Updated: 12:15 pm AEST

Gloria Jean’s, Donut King and Brumby’s Bakery brands’ owner the Retail Food Group has denied media reports it is running its franchisees into the ground with a brutal business model.

A Fairfax Media investigation claims RFG is charging crippling franchise fees and other costs in its search for bigger profits which has driven some to bankruptcy, destroyed marriages and has led to systemic wages fraud.

RFG, which is the country’s biggest food franchise operator and includes Crust Pizza, Pizza Capers and Michel’s Patisserie, has rejected the accusations.

“We reject this assertion and reiterate the fact that our success depends on the success of our franchise partners,” the retailer said in a statment.

“If they thrive, so do we, and we are committed to finding ways to better support them, their staff and customers.”

RFG said the coverage “failed to acknowledge” the steps RFG’s new management team had taken over the last year including the implementation of numerous measures to improve store performance and the appointment of Deloitte to conduct a whole of business review, aimed at “ensuring our franchise model remains appropriate for a retail market which remains challenging.”

The food group said it took its responsilities towards wage compliance “very seriously”.

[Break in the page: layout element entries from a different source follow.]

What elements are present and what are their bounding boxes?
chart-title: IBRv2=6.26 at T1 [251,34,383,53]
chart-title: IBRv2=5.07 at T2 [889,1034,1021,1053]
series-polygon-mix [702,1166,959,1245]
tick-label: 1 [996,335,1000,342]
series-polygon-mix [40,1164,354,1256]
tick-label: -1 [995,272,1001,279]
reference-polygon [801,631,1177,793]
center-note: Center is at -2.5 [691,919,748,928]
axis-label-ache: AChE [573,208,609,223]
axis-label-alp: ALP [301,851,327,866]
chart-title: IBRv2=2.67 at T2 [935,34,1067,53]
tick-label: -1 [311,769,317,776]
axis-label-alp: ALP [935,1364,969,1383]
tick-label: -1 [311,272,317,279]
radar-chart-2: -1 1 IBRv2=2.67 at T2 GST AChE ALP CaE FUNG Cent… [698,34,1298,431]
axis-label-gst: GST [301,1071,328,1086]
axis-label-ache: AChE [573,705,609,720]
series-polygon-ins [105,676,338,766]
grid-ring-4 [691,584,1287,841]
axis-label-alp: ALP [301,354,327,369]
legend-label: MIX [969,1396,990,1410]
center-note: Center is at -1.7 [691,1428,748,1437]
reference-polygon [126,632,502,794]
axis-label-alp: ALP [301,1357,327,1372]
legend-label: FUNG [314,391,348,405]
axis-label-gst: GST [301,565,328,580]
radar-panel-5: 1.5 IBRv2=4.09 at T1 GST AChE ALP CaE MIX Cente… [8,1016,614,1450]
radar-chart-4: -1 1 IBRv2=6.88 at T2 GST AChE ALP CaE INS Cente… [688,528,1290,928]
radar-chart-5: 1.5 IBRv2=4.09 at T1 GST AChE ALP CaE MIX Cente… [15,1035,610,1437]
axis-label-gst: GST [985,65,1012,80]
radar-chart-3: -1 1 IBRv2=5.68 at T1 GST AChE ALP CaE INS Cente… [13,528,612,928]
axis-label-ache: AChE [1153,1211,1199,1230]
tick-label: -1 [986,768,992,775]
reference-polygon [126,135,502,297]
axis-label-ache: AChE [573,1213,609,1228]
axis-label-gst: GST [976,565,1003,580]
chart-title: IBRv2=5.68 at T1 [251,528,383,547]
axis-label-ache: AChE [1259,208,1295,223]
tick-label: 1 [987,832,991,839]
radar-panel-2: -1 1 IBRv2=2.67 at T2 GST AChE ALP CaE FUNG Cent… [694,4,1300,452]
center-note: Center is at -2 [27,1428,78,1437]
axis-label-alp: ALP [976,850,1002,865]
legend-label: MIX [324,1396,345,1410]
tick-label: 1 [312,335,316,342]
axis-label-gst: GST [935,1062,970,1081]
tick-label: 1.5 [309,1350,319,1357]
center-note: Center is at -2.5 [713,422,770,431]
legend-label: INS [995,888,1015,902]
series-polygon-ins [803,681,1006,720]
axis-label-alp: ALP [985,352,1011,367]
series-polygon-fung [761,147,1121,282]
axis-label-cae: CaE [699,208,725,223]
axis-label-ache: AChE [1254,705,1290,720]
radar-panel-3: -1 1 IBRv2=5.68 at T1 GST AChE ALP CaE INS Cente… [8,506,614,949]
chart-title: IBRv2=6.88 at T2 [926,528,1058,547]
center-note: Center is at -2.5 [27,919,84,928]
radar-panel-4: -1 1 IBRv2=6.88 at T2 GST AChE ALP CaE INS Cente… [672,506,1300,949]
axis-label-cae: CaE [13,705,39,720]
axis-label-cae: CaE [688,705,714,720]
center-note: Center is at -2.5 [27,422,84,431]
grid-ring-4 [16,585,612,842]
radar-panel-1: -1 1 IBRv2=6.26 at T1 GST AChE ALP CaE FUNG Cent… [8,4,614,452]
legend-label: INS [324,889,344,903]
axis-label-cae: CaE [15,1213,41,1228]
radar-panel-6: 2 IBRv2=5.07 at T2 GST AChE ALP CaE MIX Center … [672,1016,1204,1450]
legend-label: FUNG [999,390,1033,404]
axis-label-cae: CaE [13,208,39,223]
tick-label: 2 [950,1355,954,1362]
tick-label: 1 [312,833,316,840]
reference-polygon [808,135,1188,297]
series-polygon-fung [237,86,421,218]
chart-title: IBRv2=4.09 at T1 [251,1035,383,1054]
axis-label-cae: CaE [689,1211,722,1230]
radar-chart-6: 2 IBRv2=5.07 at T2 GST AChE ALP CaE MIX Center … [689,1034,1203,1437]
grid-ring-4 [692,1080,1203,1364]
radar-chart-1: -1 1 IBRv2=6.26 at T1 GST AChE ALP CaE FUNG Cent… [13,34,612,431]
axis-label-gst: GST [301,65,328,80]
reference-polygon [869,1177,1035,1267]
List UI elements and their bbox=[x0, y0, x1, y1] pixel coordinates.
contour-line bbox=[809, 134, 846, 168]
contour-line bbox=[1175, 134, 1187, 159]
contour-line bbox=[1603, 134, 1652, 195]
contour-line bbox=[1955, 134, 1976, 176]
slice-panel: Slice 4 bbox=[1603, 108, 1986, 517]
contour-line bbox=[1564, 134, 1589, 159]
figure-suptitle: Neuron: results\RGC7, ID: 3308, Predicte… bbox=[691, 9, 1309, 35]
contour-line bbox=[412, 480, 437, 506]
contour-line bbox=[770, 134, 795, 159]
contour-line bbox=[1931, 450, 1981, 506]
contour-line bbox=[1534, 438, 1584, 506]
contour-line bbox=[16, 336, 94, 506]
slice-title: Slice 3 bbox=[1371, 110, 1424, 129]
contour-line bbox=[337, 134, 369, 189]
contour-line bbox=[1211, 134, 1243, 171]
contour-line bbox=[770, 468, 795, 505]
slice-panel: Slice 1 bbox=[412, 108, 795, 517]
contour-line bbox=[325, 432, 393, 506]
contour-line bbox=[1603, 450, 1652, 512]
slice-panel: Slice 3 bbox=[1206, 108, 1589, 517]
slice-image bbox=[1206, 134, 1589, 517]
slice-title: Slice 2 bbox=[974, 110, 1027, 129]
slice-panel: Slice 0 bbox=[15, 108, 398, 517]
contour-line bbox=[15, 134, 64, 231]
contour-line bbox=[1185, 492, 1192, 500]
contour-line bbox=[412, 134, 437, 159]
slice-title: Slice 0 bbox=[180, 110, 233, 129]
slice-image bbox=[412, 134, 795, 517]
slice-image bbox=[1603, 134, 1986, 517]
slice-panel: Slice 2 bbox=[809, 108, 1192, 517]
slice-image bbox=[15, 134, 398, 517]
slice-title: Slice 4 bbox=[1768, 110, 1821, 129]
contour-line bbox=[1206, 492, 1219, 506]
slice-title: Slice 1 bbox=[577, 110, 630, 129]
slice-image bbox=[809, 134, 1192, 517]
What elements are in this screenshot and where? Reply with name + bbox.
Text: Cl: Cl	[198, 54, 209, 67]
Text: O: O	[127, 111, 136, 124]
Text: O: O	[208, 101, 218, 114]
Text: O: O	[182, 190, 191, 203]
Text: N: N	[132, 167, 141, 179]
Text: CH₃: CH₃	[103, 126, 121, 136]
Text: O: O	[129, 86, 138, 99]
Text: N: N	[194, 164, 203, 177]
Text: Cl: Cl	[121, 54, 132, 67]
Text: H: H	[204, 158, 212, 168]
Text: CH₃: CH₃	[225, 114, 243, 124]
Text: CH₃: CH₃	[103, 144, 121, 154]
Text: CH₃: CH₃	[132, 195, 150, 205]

“For a long time now we’ve been taking proactive steps to better inform, support and educate our franchise partners in relation to their employer obligations, whilst also providing their team members with avenues to raise any concerns they may have with us. These measures are supported by our monitoring and supervisory framework, which we’ve also asked Deloitte to review.”

Last week, RFG released an update on its business wide review, where it identified a key aspect as being the focus on domestic franchise operations.

“Numerous initiatives, including investment in business intelligence, digital capability, product innovation, retail design, field service support and supply chain improvements, have already been implemented to drive improved domestic franchise outcomes,” the company said.

Australia’s largest franchisor,  Retail Food Group, has a raft of household name brands in its portfolio and in its 2017 annual report cited a 14 per cent increase on net profit after tax and EBITDA of $123.5 million.

Responding to the reports, Franchise Council of Australia executive chairman Bruce Billson said while he does not condone the alleged conduct, he does not know if the allegations have substance.

“Allegations of the kind reported, if true, are likely breaches of the laws that regulate franchising in Australia, which are the most comprehensive of any country, and warrant investigation by the ACCC,” Billson said in a statement.

“There is no doubt that all small businesses are facing market pressures and that new entrants into the marketplace are challenging established brands.

“The unrelenting and escalating cost pressures from shopping centres on their retail tenants, supermarkets creating franchise-like ‘stores in stores’, successful brands being copied and co-located in food malls with no regard for the original tenant’s interests, are just some of the other challenges facing franchisees who are looking to run profitable businesses and why successful franchisors are constantly refreshing, refining and reinvesting in their brands.”

RFG’s share price plummeted more than 23 per cent on Monday morning as shareholders began to weigh in on the reports.